浦和学院vs市立川越 浦和学院・小島、完封勝利で2年連続関東へ

写真拡大 (全2枚)

浦和学院・小島、完封勝利で2年連続関東へ 

リリーフで登板した上條(市立川越)

 おそらく準決勝というモチベーションがそうさせたのであろう。そこには県大会初戦のように肩の痛みの影響で本来の投球ができない小島 和哉の姿も、県大会序盤戦のような今いちリズムに乗れない上條 将希の姿もなかった。

 埼玉県屈指の好投手浦和学院・小島、市立川越・上條の直接対決は前評判どおりの1点を争う投手戦となった。

 それだけに、結論から言うと初回から見たかった対決でもあった。というのも、市立川越のこの日の先発は2年生右腕登坂航であった。登坂航は緊張からか初回ストライクが入らず1、2番に連続四球を与えてしまう。
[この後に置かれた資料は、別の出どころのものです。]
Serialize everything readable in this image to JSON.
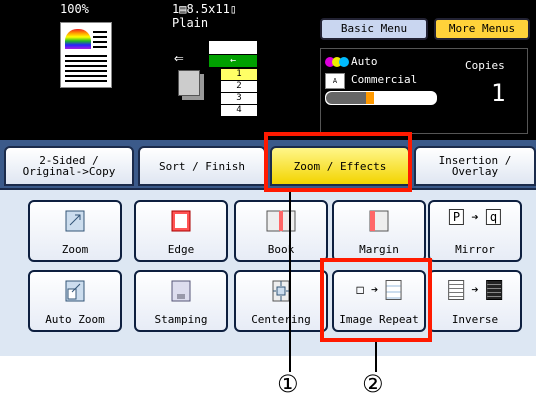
{
  "status": {
    "zoom_percent": "100%",
    "paper_size": "1▤8.5x11▯",
    "paper_type": "Plain",
    "tray_numbers": [
      "1",
      "2",
      "3",
      "4"
    ],
    "color_mode": "Auto",
    "original_type": "Commercial",
    "copies_label": "Copies",
    "copies_value": "1"
  },
  "menu_buttons": {
    "basic_menu": "Basic Menu",
    "more_menus": "More Menus"
  },
  "tabs": [
    {
      "label": "2-Sided /\nOriginal->Copy"
    },
    {
      "label": "Sort / Finish"
    },
    {
      "label": "Zoom / Effects"
    },
    {
      "label": "Insertion /\nOverlay"
    }
  ],
  "functions": [
    {
      "label": "Zoom",
      "icon": "zoom-icon"
    },
    {
      "label": "Edge",
      "icon": "edge-icon"
    },
    {
      "label": "Book",
      "icon": "book-icon"
    },
    {
      "label": "Margin",
      "icon": "margin-icon"
    },
    {
      "label": "Mirror",
      "icon": "mirror-icon"
    },
    {
      "label": "Auto Zoom",
      "icon": "auto-zoom-icon"
    },
    {
      "label": "Stamping",
      "icon": "stamping-icon"
    },
    {
      "label": "Centering",
      "icon": "centering-icon"
    },
    {
      "label": "Image Repeat",
      "icon": "image-repeat-icon"
    },
    {
      "label": "Inverse",
      "icon": "inverse-icon"
    }
  ],
  "callouts": [
    "①",
    "②"
  ],
  "colors": {
    "highlight": "#ff1a00",
    "active_tab": "#f3d400",
    "more_menus": "#ffd23a",
    "basic_menu": "#c9d6f0"
  }
}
 ここで浦和学院はすかさず3番・津田が送り一死ニ、三塁とするとここで4番・田畑がきっちりと犠飛を放ち浦学があっさりと1点を先制する。2回裏もリズムに乗れず二死一、三塁とピンチを招いた登坂航に対し、市立川越ベンチは早くもエース上條への継投を決断する。上條はこのピンチを凌ぐとその後浦和学院打線を散発の3安打に抑えるなど圧倒した。

 一方浦和学院の小島も市立川越打線に対し単発でヒットこそ許すが、連打は決して許さない。決して万全ではないのかもしれないが、それは得点圏に走者を背負うと一段ギアを上げるいつもの小島の姿だった。

 

見事完封勝利をおさめた小島(浦和学院)

 市立川越にとってチャンスは三度あった。

 まずは、4回表、この回先頭の平田がライト越えの二塁打を放ち無死二塁とする。続く丹羽がきっちりと送り一死三塁で主砲冨岡 弥夏を迎える。だが、冨岡はサードライナー、後続も倒れ一度目のチャンスを逸する。

 二度目は5回表、この回先頭の沢田が死球で出塁するが牽制で刺されてしまう。一死後、7番・松本がレフト前ヒットを放つと、9番・前村もライト前ヒットで続き二死一、二塁とするが、続く奈良 龍之介がセカンドゴロに倒れ再びチャンスを逸する。

 最後のチャンスは、7回表、この回先頭の佐藤が死球で出塁すると、一死後2番・松本が左中間へ二塁打を放ち、一死二、三塁と終盤最大の山場を迎える。打者は8番・上條だ。だが、上條は三振に倒れると、後続も凡退し最後の得点機を逸する。小島相手に三度もチャンスを逃しては点は奪えない。

 結局、小島はスミ1を守り切り市立川越打線を完封し浦和学院を関東大会へと導いた。

 両者直接対決の結果は小島が9回被安打5、与四死球3、12奪三振無失点。上條が6回1/3 被安打3、与四死球2、7奪三振無失点と上條が1点ビハインドで登板したことを差し引いてもドローであろう。

  ただ、この試合のダメージは終始押し気味に試合を運んでいたこともあるが、それよりも浦和学院打線に対し、上條を見せて敗れた市立川越サイドにあるのではなかろうか。打者は1回実際の球筋を見ると感覚を掴みやすくデータも取られてしまう。それが甲子園常連の浦和学院のような強豪校が相手となればなおさらだ。

 この対戦の結果がどう出るかは、もし夏再戦することになればはっきりするであろう。